Occurs a bunch of times in Super Mario Sunshine. Since this is an
arithmetic shift a similar optimization can be done for constant -1
(0xFFFFFFFF), but I couldn't find any game where this happens.
---
 Source/Core/Core/PowerPC/Jit64/Jit_Integer.cpp | 5 +++++
 1 file changed, 5 insertions(+)

diff --git a/Source/Core/Core/PowerPC/Jit64/Jit_Integer.cpp b/Source/Core/Core/PowerPC/Jit64/Jit_Integer.cpp
index d32d75bb88..1bc4ef5c35 100644
--- a/Source/Core/Core/PowerPC/Jit64/Jit_Integer.cpp
+++ b/Source/Core/Core/PowerPC/Jit64/Jit_Integer.cpp
@@ -1983,6 +1983,11 @@ void Jit64::srawx(UGeckoInstruction inst)

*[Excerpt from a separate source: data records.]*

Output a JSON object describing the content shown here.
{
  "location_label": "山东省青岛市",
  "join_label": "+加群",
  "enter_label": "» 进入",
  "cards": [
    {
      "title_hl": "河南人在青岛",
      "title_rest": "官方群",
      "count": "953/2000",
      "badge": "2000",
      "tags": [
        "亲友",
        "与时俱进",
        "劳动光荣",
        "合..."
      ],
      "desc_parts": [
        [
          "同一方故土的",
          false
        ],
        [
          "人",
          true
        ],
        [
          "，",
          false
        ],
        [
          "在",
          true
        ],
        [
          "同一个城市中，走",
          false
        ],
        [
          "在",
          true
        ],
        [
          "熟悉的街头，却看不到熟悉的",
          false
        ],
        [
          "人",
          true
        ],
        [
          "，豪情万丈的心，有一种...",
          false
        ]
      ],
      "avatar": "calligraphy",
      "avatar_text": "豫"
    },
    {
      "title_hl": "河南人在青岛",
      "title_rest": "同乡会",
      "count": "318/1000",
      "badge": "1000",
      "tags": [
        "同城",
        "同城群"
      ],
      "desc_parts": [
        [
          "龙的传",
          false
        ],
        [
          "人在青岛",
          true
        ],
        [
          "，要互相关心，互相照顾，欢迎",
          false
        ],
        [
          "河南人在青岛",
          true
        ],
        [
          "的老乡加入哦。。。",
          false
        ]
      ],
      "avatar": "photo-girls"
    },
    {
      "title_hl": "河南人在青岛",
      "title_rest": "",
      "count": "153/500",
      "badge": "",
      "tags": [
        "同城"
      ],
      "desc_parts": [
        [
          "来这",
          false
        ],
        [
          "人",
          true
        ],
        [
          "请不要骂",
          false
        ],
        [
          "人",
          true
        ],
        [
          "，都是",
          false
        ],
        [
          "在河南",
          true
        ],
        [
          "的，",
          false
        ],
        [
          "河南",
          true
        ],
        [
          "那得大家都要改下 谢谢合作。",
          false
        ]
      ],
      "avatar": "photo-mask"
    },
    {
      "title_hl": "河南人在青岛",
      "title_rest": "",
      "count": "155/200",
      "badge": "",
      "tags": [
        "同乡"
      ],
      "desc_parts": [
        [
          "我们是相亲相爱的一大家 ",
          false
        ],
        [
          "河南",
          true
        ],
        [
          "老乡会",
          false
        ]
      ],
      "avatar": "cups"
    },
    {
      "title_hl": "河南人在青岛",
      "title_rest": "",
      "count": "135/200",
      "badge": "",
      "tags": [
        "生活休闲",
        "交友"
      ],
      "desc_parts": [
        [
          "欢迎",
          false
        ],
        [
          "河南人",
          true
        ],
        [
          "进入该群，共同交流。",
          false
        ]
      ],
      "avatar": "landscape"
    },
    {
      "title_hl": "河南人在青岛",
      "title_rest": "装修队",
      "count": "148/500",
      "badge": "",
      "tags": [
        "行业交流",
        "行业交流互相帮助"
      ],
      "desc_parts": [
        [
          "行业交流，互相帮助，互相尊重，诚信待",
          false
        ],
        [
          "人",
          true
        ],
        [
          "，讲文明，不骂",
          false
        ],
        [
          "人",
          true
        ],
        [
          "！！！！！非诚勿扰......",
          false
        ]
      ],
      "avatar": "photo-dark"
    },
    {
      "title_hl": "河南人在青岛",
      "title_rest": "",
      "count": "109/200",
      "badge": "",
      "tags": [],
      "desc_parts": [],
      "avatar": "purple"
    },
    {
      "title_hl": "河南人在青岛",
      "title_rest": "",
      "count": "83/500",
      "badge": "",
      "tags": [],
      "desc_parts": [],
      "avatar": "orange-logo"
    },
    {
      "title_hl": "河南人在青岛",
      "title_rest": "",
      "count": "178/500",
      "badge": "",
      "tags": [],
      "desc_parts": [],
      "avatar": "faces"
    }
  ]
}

       FinalizeCarry(CC_NZ);
     }
   }
+  else if (gpr.IsImm(s) && gpr.Imm32(s) == 0)
+  {
+    gpr.SetImmediate32(a, 0);
+    FinalizeCarry(false);
+  }
   else
   {
     RCX64Reg ecx = gpr.Scratch(ECX);  // no register choice